4.2. Study Limitations

There might be a selection bias, as individuals who dropped out before or during the training period were not included in the analyses. Therefore, individuals with a very low cardiorespiratory fitness might be less prominent in the present study. In addition, individuals who are well-adjusted to their disability may be more likely to sign up for the HandbikeBattle. It is, however, important to mention that the event was created to push physical and mental boundaries for individuals who might need this and that participants were not professional athletes. Second, we only measured musculoskeletal pain and no other causes of pain such as neuropathic pain. Therefore, we are unsure whether pain in general might effect changes in illness cognition. Third, we are unable to comment on what social aspects of the training, such as social integration and peer support, might have contributed to the observed changes.

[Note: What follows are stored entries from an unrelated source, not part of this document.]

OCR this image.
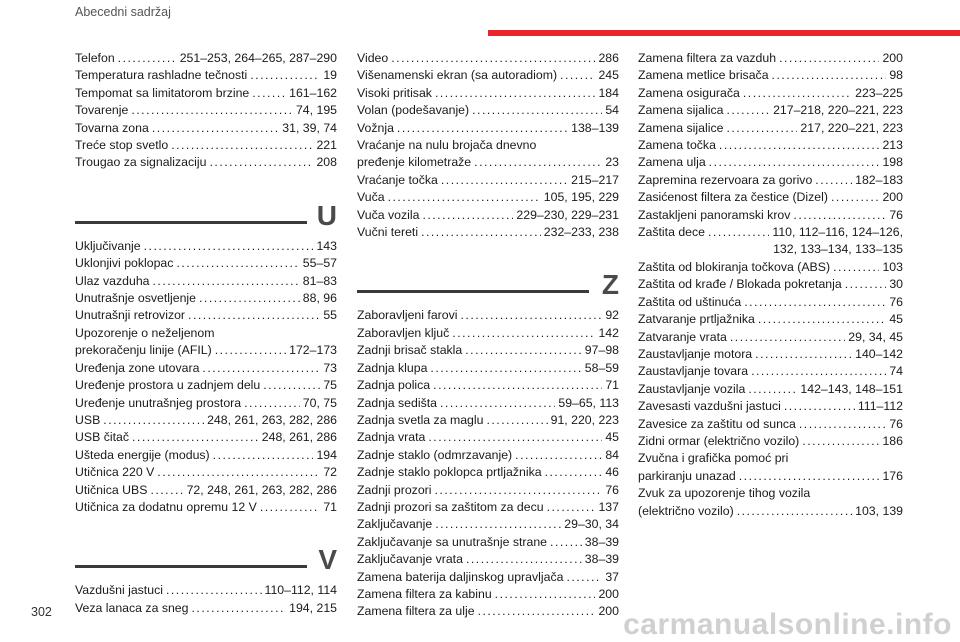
Abecedni sadržaj
Telefon .....	251–253, 264–265, 287–290
Temperatura rashladne tečnosti .....	19
Tempomat sa limitatorom brzine .....	161–162
Tovarenje .....	74, 195
Tovarna zona .....	31, 39, 74
Treće stop svetlo .....	221
Trougao za signalizaciju .....	208
U
Uključivanje .....	143
Uklonjivi poklopac .....	55–57
Ulaz vazduha .....	81–83
Unutrašnje osvetljenje .....	88, 96
Unutrašnji retrovizor .....	55
Upozorenje o neželjenom
prekoračenju linije (AFIL) .....	172–173
Uređenja zone utovara .....	73
Uređenje prostora u zadnjem delu .....	75
Uređenje unutrašnjeg prostora .....	70, 75
USB .....	248, 261, 263, 282, 286
USB čitač .....	248, 261, 286
Ušteda energije (modus) .....	194
Utičnica 220 V .....	72
Utičnica UBS .....	72, 248, 261, 263, 282, 286
Utičnica za dodatnu opremu 12 V .....	71
V
Vazdušni jastuci .....	110–112, 114
Veza lanaca za sneg .....	194, 215
Video .....	286
Višenamenski ekran (sa autoradiom) .....	245
Visoki pritisak .....	184
Volan (podešavanje) .....	54
Vožnja .....	138–139
Vraćanje na nulu brojača dnevno
pređenje kilometraže .....	23
Vraćanje točka .....	215–217
Vuča .....	105, 195, 229
Vuča vozila .....	229–230, 229–231
Vučni tereti .....	232–233, 238
Z
Zaboravljeni farovi .....	92
Zaboravljen ključ .....	142
Zadnji brisač stakla .....	97–98
Zadnja klupa .....	58–59
Zadnja polica .....	71
Zadnja sedišta .....	59–65, 113
Zadnja svetla za maglu .....	91, 220, 223
Zadnja vrata .....	45
Zadnje staklo (odmrzavanje) .....	84
Zadnje staklo poklopca prtljažnika .....	46
Zadnji prozori .....	76
Zadnji prozori sa zaštitom za decu .....	137
Zaključavanje .....	29–30, 34
Zaključavanje sa unutrašnje strane .....	38–39
Zaključavanje vrata .....	38–39
Zamena baterija daljinskog upravljača .....	37
Zamena filtera za kabinu .....	200
Zamena filtera za ulje .....	200
Zamena filtera za vazduh .....	200
Zamena metlice brisača .....	98
Zamena osigurača .....	223–225
Zamena sijalica .....	217–218, 220–221, 223
Zamena sijalice .....	217, 220–221, 223
Zamena točka .....	213
Zamena ulja .....	198
Zapremina rezervoara za gorivo .....	182–183
Zasićenost filtera za čestice (Dizel) .....	200
Zastakljeni panoramski krov .....	76
Zaštita dece .....	110, 112–116, 124–126,
132, 133–134, 133–135
Zaštita od blokiranja točkova (ABS) .....	103
Zaštita od krađe / Blokada pokretanja .....	30
Zaštita od uštinuća .....	76
Zatvaranje prtljažnika .....	45
Zatvaranje vrata .....	29, 34, 45
Zaustavljanje motora .....	140–142
Zaustavljanje tovara .....	74
Zaustavljanje vozila .....	142–143, 148–151
Zavesasti vazdušni jastuci .....	111–112
Zavesice za zaštitu od sunca .....	76
Zidni ormar (električno vozilo) .....	186
Zvučna i grafička pomoć pri
parkiranju unazad .....	176
Zvuk za upozorenje tihog vozila
(električno vozilo) .....	103, 139
302	carmanualsonline.info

Last, there is a potential risk of bias with self-reported questionnaires. For example, it has been described that individuals might overestimate their level of physical activity and sports participation [60]. In that respect objective measures are more appropriate to measure physical activity. In future studies, qualitative methods might aid in unraveling more details on the change in illness cognition, associated factors and whether individuals perceive this change as meaningful.

5. Conclusions

Training with peers may improve helplessness and perceived benefits in individuals with a chronic disability. For helplessness, this change appears to persist for several months during follow-up. Changes in illness cognitions are more or less independent of disability type, lesion level and demographics such as sex and age. Especially mental health and self-efficacy are important determinants for (change in) helplessness.